Gene order in operons:

Bacterial genomes are organized in operons, grouping multiple genes that are expressed in similar biological conditions. We study the order of genes within operons, a question that has received little attention. The specific question we ask is whether two genes catalyzing two successive reactions of a metabolic pathway are encoded in the same order within their operon than they appear within the pathway. A pioneer study has shown 15 years ago that the answer is yes for more than half of such gene pairs, and suggested a mechanism leading to a selection pressure for coding genes in this order. On the opposite, in this work we are looking for selection pressures which could explain why a significant amount of gene pairs are encoded in the invert genetic order.
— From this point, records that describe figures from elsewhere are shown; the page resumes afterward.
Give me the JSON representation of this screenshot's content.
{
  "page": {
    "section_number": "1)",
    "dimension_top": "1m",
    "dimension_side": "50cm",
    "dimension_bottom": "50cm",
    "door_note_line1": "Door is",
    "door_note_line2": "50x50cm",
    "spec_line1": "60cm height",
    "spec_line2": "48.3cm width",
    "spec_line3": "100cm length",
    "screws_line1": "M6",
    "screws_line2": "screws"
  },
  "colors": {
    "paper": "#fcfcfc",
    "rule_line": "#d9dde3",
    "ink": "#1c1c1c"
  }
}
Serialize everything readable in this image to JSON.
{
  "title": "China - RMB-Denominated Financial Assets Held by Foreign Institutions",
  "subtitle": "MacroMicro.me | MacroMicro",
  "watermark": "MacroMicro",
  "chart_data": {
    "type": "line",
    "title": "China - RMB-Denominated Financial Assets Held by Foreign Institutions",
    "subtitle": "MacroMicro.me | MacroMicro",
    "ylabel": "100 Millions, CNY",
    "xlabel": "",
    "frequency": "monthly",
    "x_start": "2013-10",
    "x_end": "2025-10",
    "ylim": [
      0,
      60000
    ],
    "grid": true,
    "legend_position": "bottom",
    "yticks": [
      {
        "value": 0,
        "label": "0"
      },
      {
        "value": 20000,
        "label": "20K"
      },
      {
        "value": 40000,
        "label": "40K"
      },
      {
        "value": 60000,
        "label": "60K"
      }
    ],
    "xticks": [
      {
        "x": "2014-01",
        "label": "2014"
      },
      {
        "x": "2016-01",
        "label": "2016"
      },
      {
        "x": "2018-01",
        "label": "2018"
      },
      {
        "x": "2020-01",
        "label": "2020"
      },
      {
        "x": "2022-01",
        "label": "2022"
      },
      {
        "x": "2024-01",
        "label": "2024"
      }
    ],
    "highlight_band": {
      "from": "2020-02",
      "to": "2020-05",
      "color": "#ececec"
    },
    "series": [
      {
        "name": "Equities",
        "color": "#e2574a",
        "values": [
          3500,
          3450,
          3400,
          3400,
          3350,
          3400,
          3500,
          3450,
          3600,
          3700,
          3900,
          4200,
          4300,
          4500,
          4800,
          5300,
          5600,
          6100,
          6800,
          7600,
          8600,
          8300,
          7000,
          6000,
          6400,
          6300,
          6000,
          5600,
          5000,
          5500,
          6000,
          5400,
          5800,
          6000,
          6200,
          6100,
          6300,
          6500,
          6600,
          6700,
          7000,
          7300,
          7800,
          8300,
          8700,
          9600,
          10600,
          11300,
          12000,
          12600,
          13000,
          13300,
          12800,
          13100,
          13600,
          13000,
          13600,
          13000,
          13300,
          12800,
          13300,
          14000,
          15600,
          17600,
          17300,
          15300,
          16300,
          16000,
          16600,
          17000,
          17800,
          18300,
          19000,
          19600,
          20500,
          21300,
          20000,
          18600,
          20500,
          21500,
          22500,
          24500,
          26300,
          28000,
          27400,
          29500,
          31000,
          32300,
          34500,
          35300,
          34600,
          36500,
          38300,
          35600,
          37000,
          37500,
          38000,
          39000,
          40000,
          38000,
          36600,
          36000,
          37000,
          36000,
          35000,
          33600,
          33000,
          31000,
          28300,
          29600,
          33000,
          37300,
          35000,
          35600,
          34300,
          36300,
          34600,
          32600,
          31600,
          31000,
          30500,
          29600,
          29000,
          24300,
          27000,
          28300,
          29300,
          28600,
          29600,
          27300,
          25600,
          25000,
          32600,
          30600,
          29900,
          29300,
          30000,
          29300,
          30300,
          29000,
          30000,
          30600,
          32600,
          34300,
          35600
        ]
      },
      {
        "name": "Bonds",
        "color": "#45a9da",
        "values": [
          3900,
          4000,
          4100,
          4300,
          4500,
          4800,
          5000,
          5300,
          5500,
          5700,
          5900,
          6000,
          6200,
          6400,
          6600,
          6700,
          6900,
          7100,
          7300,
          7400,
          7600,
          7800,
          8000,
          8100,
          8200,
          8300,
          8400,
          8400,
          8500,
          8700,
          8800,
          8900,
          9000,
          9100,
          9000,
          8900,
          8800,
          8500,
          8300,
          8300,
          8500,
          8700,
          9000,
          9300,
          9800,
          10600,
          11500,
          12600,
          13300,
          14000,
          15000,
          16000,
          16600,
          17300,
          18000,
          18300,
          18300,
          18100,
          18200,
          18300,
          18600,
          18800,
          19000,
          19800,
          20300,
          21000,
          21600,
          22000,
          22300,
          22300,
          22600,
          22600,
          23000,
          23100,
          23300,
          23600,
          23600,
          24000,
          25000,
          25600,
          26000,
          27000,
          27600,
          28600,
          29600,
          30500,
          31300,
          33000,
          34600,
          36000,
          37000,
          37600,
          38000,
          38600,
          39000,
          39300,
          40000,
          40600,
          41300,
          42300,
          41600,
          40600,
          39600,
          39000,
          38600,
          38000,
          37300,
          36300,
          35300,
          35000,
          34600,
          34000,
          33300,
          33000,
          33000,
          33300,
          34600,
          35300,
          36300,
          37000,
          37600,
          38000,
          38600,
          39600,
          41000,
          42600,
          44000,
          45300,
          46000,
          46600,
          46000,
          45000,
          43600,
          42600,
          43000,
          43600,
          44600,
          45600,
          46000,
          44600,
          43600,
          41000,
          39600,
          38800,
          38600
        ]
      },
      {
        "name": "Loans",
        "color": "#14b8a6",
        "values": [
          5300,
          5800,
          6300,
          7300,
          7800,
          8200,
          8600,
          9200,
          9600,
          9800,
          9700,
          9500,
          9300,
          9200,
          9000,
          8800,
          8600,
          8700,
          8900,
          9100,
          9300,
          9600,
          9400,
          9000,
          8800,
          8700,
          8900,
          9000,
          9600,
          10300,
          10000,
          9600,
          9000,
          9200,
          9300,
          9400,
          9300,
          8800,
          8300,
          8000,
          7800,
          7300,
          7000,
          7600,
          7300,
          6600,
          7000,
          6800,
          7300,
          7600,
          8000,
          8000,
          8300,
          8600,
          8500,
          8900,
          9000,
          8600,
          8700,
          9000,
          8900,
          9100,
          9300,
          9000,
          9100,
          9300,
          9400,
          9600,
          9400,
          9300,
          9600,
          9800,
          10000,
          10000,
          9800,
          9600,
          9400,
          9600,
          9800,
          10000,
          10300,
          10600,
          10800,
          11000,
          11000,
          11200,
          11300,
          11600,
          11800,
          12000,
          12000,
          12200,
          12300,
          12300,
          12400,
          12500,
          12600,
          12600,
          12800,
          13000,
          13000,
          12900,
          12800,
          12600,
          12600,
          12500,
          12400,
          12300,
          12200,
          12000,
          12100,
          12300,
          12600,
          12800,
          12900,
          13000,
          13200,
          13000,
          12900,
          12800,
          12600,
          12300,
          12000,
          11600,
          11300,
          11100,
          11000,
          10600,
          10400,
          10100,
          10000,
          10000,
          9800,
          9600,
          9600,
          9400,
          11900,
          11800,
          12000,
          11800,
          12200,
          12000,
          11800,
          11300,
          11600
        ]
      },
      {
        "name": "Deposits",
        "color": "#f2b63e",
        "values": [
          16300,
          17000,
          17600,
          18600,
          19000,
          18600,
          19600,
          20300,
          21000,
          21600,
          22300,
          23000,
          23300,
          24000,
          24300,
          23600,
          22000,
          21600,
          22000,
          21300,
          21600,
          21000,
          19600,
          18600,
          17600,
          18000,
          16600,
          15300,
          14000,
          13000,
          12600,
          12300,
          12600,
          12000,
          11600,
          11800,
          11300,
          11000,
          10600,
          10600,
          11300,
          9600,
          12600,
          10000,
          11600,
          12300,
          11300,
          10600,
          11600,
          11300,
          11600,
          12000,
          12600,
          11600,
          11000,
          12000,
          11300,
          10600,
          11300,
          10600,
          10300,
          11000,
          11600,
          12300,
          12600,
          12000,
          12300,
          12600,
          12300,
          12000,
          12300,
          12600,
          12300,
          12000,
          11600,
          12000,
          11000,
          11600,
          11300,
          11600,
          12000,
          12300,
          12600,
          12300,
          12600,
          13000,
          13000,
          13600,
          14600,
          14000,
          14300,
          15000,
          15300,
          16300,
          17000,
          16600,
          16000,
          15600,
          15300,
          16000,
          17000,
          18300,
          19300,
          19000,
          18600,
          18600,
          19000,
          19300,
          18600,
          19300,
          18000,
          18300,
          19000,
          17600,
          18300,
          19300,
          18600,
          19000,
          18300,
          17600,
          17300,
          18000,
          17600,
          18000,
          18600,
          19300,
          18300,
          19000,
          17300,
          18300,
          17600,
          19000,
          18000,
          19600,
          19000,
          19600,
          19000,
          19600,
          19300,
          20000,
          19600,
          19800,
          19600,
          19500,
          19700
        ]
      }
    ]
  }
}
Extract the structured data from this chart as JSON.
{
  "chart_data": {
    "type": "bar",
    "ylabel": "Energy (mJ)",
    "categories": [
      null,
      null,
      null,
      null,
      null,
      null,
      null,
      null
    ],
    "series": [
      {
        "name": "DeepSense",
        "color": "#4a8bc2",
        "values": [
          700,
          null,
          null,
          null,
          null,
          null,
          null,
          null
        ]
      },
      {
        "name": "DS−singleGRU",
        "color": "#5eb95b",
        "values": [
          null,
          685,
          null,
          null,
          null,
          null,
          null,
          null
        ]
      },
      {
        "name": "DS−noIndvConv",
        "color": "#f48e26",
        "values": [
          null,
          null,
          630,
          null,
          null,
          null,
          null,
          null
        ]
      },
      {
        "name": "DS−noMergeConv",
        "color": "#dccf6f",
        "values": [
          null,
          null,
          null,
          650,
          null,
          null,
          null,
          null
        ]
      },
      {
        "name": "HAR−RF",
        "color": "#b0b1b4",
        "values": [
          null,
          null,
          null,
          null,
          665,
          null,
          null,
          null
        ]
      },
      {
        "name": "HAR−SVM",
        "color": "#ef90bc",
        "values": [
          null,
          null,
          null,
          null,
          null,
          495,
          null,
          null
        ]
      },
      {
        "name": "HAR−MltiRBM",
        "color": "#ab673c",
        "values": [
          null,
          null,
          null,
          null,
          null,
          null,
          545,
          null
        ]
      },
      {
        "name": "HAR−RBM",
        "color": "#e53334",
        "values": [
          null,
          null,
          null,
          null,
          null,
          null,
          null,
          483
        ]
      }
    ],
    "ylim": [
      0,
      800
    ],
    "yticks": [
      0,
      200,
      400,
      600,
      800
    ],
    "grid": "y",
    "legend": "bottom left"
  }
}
For all metabolic operons of E. coli, we computed several features which could directly or indirectly reflect the benefit of the invert genetic order, such as essentiality of each gene, fitness defect associated with knockout or over-expression of each gene, average expression level of the operon, potential toxicity of the intermediate metabolite between the two reactions, and conservation of the genes in their order in other organisms.

We found that fitness defect caused by knockout of the downstream gene within the pathway is significantly associated with the inverse gene order (in which this downstream gene is encoded first in the operon), suggesting that this inverse order arises from a selection pressure for strong and robust expression of the downstream gene. We postulate that in some pathways, this selection pressure could be caused by the toxicity of the intermediate metabolite, leading to a benefit in stronger and more robust expression of the gene which consumes the metabolite than the gene which produces it.